Why The Stock Market Rally is Real!

Since the credit crisis began in August 2007, experts have agreed that there is no magic bullet solution. The general view is that world economies will eventually recover but the healing process will take time. Along those lines, here is REAL data that represents REAL steps in the right direction.

Here are two recent examples:

  • Global credit markets continue to thaw as government cash injections and interest rate cuts kick in. Last Friday, the London interbank offered rate (Libor) – the interest rate banks charge each other for loans – fell the most in eight weeks to 0.85% for three-month U.S. dollar loans. Libor, which determines rates on everything from car loans to mortgages, peaked at 4.82% at the height of the financial crisis last October. Last Friday’s fall in three-month Libor was the 33rd consecutive day of declines – the longest stretch dating back to January 2008.
  •  Last Friday also marked the 10th consecutive day of gains for the Baltic Dry Index, which tracks ocean shipping rates for commodities. This was the longest advance in three months and the index hadn’t been that high since last October. The index is followed by economists since it can provide insight into the level of demand for raw materials in global markets.

Whether it’s banks starting to lend again, demand for raw materials picking up around the world, improved housing affordability in the US or the fact that the stock market rally since March 9th is now the largest and second-longest rally in the past 18 months, it seems step by step the pieces required for recovery are falling into place (albeit baby steps).

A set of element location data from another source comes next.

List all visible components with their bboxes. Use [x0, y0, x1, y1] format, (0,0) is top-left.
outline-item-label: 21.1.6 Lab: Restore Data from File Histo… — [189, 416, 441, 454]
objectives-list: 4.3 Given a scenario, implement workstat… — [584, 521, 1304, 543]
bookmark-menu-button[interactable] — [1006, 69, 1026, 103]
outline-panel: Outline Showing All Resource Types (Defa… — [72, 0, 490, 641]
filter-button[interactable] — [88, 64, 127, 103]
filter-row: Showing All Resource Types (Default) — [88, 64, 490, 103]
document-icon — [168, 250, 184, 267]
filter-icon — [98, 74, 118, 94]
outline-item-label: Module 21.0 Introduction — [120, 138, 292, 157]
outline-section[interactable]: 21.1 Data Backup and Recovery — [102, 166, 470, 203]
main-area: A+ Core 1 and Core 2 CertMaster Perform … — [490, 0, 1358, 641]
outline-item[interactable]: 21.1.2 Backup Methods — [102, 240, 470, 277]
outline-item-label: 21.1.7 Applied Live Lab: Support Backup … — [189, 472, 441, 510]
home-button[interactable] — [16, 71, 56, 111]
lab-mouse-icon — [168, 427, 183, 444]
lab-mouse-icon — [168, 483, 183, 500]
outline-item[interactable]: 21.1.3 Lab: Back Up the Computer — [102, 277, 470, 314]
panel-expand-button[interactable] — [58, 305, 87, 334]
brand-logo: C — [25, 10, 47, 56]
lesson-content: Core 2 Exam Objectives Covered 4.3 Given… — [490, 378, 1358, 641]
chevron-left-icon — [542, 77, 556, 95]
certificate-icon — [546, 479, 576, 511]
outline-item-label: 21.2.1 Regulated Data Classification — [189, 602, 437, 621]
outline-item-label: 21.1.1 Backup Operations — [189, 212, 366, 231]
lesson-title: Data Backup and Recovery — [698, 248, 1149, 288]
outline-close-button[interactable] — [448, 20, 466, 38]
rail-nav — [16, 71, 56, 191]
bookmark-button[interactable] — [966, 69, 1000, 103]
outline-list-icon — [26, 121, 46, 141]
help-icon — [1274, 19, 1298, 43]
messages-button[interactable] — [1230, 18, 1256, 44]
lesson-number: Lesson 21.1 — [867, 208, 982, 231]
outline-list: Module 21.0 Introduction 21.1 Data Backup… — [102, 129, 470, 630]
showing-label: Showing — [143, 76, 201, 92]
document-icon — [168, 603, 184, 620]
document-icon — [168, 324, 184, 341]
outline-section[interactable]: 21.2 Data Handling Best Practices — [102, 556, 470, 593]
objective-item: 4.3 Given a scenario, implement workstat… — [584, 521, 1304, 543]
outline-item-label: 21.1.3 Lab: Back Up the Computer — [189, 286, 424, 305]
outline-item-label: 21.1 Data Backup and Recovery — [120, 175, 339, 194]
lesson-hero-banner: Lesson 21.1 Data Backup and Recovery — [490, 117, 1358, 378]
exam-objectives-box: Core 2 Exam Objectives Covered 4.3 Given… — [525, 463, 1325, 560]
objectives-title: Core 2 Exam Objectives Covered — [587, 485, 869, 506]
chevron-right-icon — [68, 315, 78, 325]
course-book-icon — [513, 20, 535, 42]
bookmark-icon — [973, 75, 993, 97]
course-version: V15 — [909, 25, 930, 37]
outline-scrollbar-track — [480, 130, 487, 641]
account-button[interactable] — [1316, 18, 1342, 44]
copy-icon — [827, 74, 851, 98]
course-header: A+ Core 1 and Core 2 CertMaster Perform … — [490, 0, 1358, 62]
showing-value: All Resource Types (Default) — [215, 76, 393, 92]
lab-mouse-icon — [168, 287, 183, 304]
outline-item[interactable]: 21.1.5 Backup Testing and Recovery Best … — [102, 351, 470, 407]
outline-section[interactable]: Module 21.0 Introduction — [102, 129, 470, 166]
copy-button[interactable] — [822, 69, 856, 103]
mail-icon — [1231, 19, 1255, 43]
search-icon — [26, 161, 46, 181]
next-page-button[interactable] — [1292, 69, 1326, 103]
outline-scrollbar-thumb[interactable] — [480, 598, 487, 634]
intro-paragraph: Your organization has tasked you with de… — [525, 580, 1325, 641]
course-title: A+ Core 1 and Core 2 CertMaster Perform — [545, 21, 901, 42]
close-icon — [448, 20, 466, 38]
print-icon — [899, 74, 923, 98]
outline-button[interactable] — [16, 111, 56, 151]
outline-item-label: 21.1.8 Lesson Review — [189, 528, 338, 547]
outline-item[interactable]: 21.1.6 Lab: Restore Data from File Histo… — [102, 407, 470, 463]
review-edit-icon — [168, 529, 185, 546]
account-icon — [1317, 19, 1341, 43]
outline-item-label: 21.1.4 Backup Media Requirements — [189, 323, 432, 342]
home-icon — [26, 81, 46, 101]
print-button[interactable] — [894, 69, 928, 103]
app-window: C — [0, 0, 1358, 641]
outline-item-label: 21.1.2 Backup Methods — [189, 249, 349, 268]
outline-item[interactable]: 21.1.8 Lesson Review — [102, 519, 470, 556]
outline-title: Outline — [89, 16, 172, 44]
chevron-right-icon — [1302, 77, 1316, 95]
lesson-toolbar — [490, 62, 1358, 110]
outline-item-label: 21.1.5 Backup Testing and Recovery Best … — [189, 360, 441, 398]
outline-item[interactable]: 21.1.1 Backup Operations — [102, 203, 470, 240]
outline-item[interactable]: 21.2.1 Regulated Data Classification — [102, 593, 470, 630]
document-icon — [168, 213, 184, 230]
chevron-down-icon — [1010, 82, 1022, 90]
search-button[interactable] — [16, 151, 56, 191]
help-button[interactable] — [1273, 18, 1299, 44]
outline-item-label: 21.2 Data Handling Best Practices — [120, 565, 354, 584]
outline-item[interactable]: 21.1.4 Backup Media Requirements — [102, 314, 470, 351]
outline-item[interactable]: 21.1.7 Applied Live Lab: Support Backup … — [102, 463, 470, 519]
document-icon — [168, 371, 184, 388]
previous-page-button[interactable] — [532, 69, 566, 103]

That said, the recovery path could still look like “one step forward, two steps back” for a while as we were reminded last week by weaker than expected April retail sales in the US and soft Q1 manufacturing sales data in Canada.

However, we can see that the LIBOR rate, the key indicator for credit movement, has decreased drastically.  By all economic measures, this is a great sign for business and as such, a good sign for investors!


  1. While I agree investor sentiment has significant improved, I don’t think the economic rebound is sustainable once global government stimulus funds are spent. Corporate profits are still looking bad. Thus, I think we are still in a bear market rally, although a very extended one.

  2. The rally is not real, in the sense of a true rally. This is a recovery from the market being historically oversold. Investors have realized the economy isn’t falling into the abyss, and that we’re most likely in for slow growth or stagnation. I expect the markets to bounce around where they are now, 200-300 points either way. Until the clowns in Washington stop meddling in the markets, and put a hold on their reckless spending there is little reason to expect any growth.

  3. Great site Tyler! You should consider puting dates on your posts though, especially since you’re writing about the market.